Computerworld - No original Clinton administration records were stored on an external hard drive missing at the U.S. National Archives and Recording Administration (NARA), the agency said this afternoon.

The NARA has offered a $50,000 reward for information leading to the recovery of the hard drive. The Archives has all of the original tapes and a backup hard drive containing the same information on the missing drive, meaning no data has been permanently lost.

The agency on Tuesday disclosed that an external hard drive believed to contain nearly 1TB of data from the Clinton Administration -- some of it sensitive information -- had gone missing.
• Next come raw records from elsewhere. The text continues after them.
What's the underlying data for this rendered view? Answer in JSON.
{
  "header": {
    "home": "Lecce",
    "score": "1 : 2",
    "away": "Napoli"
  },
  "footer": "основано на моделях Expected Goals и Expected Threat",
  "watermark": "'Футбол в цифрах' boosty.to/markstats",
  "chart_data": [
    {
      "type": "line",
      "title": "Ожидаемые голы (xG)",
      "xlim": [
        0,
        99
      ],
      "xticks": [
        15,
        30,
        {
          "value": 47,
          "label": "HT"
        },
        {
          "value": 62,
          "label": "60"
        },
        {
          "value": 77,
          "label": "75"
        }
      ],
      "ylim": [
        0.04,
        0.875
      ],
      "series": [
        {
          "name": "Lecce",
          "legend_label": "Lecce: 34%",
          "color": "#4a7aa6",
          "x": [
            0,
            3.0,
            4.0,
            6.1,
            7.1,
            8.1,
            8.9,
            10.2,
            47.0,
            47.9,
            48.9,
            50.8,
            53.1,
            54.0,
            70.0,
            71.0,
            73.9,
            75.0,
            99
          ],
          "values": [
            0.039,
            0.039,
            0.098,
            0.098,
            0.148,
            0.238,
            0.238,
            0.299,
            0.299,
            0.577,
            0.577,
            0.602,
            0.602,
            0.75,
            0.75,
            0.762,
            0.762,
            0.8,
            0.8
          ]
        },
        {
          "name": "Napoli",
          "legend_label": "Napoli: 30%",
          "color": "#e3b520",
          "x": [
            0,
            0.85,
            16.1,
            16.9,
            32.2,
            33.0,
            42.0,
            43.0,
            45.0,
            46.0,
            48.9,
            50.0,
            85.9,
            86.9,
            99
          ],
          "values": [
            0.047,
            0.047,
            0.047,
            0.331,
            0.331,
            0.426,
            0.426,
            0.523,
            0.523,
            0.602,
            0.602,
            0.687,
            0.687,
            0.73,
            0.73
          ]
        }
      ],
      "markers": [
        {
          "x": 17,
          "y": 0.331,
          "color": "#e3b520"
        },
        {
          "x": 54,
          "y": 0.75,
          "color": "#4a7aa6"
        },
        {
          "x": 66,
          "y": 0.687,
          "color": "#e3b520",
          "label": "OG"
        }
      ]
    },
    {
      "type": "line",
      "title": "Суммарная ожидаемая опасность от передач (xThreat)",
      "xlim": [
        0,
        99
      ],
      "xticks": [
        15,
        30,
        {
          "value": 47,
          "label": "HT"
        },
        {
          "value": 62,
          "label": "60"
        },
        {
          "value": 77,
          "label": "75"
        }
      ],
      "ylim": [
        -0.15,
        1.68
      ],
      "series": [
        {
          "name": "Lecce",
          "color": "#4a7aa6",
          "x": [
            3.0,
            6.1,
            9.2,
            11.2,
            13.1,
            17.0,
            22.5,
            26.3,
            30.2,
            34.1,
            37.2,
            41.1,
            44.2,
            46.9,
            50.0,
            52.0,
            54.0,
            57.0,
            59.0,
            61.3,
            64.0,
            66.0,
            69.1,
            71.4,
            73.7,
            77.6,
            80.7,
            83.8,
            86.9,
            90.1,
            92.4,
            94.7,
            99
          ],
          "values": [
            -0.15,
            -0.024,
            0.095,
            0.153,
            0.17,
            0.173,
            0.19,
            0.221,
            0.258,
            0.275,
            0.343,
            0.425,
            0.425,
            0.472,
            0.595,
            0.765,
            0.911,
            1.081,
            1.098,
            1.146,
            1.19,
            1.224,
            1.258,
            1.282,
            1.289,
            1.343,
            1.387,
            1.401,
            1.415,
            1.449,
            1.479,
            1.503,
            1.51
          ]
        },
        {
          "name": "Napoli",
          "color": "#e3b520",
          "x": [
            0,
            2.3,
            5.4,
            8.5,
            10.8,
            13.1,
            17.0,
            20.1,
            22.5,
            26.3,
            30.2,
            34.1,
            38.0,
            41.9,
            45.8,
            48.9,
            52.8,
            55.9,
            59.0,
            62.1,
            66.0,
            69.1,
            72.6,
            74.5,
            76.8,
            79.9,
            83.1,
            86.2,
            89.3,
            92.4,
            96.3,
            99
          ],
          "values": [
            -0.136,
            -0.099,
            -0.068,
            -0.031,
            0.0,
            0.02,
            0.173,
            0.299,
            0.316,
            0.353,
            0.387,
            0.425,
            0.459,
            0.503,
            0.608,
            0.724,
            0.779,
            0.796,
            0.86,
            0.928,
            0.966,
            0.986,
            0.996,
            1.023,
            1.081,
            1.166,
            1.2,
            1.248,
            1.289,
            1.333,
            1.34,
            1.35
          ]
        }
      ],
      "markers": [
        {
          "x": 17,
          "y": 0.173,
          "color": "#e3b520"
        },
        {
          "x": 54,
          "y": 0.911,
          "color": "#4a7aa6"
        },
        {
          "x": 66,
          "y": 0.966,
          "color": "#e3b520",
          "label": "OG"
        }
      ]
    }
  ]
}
The data on the missing drive included more than 100,000, Social Security numbers and home addresses of numerous people who visited or worked at the White House. Included in the list is one of then-Vice President Al Gore's three daughters. Also on the drive were details about the security procedures used by the U.S. Secret Service at the White House, event logs, social gathering logs, political records and other information from the Clinton administration years.

Bill Clinton was president from January 1993 to January 2001.

According to the statement released this afternoon, the 2-TB drive was being used for "routine re-copying" as part of a records preservation process. The small 2.5-pound Western Digital MY Book external hard drive contained information from about 113, 4mm tape cartridges and weighs about 2.5 pounds. The tapes contained "snapshots" of the contents of hard drives of employees leaving from the Executive Offices of the President and contained both federal and Presidential records.

The drive disappeared from a processing room at the National Archives and was last seen sometime between October 2008 and the first week of February; officials realized it was missing around March 24. The loss was discovered when the processing office apparently wanted to do an analysis on the drive to see if an automated tool could be used to validate the data it contained. The validating of data until then had been done by staff members who were reassigned to other projects in March.

It is still unclear whether the drive was misplaced or stolen. But the NARA has added new physical controls over archived records, revamped office access measures and updated processes for handling personally identifiable information. A criminal investigation has also been launched by the NARA's office of the Inspector General and the FBI.

News of the missing drive sparked some concern among lawmakers who were briefed on it Tuesday by the NARA's inspector general. Rep. Darrell Issa, (R-Calif.), ranking member of the House Committee on Oversight and Government Reform, in a statement issued yesterday, called it an "egregious breach" that raised significant questions about the effectiveness of the security controls in place at the Archives. Issa said that the NARA's inspector general had told the committee that the hard drive had gone missing in an area where at least 100 employees and numerous janitors, visitors and interns had access to it.

Meanwhile Rep. Edolphus Towns, (D-N.Y.), chairman of the House Oversight and Government Reform Committee, said he would be holding briefings on the ongoing investigations to "begin to understand the magnitude of the security breach."